Lo escuché a Jorge Corsi una sola y única vez. Allí me pareció que su discurso estaba sesgado por una profunda represión, y que su mirada de adulto responsable no se con­decía con el rol que ocupaba en la especialización en Violencia Familiar de la Facultad de Psicología. Sus opiniones, más allá de atentar contra la diversidad, no obstante, se amparaban en la institucionalización, la cual muchas veces echa mano del esquema­tismo reduccionista. Sin embargo, en su oportunidad le hice saber que sus dichos no me parecían adecuados y sin más abandoné la butaca desde la cual lo escuchaba.
Jorge Corsi, diletante especialista en violencia familiar, asistía a cuanta charla y con­ferencia era convocado, a simple vista era un ser equilibrado, igual al sujeto violento del cual él hablaba. Todavía hoy pueden verse sus intervenciones en medios públicos. Pero algo en sus palabras provocaba una fuerte sensación de extrañamiento. Posiblemente sus opiniones demasiado despojadas respecto de la diferencia entre los sexos, siempre ubi­cados en medio de un esquema de poder, el cual le servía de sustento para practicar en la vida privada esos actos que sus palabras denunciaban.
Corsi asistía desde 1990 a las Convenciones realizadas por la OEA sobre la temática que luego volcaría en su cátedra. En la situación puntual en que aquella vez el año pa­sado lo escuché hablaba de la construcción de la masculinidad como factor de riesgo en la violencia familiar. Seguramente había ingresado ya en el círculo que la jueza María Fontbona de Pombo había cerrado a su alrededor. Particularmente hablaba en términos de ‘normalidad’ y ‘anormalidad’ con un lenguaje fuertemente institucionalizante, para acercarnos a un ejemplo del lenguaje que Corsi utilizaba en su disertación, la cual bien podría haber sido dictada por Lombroso.

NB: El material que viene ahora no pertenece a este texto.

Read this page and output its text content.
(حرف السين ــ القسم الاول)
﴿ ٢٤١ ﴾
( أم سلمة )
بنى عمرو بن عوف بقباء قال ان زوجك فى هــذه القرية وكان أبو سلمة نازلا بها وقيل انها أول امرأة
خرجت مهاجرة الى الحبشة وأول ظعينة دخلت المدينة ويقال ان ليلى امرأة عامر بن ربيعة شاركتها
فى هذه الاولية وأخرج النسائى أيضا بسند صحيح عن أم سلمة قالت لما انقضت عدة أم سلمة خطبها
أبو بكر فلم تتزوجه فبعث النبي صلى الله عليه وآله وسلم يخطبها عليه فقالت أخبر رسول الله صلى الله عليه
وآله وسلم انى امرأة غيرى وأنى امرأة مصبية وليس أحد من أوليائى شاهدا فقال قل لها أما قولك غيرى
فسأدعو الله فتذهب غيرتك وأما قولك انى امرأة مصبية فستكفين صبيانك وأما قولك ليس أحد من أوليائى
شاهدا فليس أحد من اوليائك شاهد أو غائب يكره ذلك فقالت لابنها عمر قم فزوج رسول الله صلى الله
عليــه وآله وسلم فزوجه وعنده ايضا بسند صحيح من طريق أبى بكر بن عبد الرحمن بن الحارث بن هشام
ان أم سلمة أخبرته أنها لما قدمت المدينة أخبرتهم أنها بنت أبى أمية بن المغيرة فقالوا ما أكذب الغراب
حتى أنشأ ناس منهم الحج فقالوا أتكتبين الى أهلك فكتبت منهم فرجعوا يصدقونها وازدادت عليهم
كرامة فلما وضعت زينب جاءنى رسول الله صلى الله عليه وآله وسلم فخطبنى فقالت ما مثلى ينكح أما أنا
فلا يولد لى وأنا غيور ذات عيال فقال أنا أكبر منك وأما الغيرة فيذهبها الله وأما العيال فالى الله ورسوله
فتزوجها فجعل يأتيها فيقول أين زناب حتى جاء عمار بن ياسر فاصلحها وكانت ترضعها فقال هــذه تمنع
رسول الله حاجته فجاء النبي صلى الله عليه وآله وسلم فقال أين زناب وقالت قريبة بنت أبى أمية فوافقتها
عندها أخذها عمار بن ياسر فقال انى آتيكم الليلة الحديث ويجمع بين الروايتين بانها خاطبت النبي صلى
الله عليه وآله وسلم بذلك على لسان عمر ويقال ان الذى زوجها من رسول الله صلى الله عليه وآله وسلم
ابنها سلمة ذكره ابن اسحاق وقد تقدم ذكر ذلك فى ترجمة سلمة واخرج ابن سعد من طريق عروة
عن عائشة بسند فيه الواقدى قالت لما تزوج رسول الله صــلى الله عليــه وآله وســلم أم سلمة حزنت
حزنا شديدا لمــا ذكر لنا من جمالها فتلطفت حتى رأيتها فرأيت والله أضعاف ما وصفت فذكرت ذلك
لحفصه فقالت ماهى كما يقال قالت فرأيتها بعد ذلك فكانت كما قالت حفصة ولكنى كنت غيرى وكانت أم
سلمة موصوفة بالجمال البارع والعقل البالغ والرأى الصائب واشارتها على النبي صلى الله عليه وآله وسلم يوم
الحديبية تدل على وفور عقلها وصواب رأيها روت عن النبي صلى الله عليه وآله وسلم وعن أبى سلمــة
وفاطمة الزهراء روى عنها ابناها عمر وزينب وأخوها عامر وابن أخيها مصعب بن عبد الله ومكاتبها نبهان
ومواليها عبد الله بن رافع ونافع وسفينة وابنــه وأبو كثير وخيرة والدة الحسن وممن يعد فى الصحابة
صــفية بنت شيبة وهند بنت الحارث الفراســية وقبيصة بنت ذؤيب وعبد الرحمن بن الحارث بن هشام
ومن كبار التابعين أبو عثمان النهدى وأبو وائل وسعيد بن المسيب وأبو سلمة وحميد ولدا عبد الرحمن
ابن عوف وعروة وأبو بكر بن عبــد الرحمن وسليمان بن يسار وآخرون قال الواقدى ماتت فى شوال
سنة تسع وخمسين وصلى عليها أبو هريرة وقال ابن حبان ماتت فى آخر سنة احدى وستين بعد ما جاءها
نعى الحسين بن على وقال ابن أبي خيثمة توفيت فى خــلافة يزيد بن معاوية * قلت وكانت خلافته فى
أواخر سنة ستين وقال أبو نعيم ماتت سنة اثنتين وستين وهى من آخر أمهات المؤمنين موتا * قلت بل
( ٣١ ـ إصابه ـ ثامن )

En aquella ocasión, Corsi ponía ejemplos por demás infantiles. Decía, entre otras co­sas: “Un niño que juega con una muñeca y juega a que la cuida, a que la cura, nos per­mite, más allá de leer un rol de identificación, elucidar lo que le ocurre, esto se llama empatía.” Corsi llamaba empatía a la comprensión lograda por el adulto cuando ‘veía’ jugar a un niño. Claro que usaba la palabra ‘niño’ y no niña, y esto formaba parte del rechazo que me producían sus palabras. Corsi pintaba un mundo ideal en donde todos gozábamos de empatía, como sujetos y objetos de amor. Eso quería decir cuando decía: “En un mayor o menor nivel de empatía se promueve la construcción de una forma de relacionarse con el resto. El contexto en el que los hombres se van criando, alfabeti­zando culturalmente.”
En aquella oportunidad no pude seguir el hilo de la charla, algo me llevó de regreso a una existencia onírica, de la cual sólo desperté para formular una intervención, que sin dudas pudo haber sonado descortés a quienes escuchaban conmigo, entre ellas la Lic. Lilian Fischer. Simplemente no concebía lo que escuchaba, y sentía cada palabra de Jorge Corsi como un ataque a mi identidad. A la distancia, sin reproches contra los en­cargados del curso en el que Corsi participó esa vez, queda en todos los que alguna vez han podido creer en sus palabras la sensación de haber sido defraudados.
Corsi manejaba un lenguaje deficitario, si tuviera que usar sus palabras. Algo de la ‘contrucción de la masculinidad’ resultaba chocante. De la extensa experiencia analítica que pudiera tener un hijo de clase media porteña, aún el discurso recalcitrante de los grandes ‘soberanos’ castradores no era nada al lado de lo que este ser ocultaba.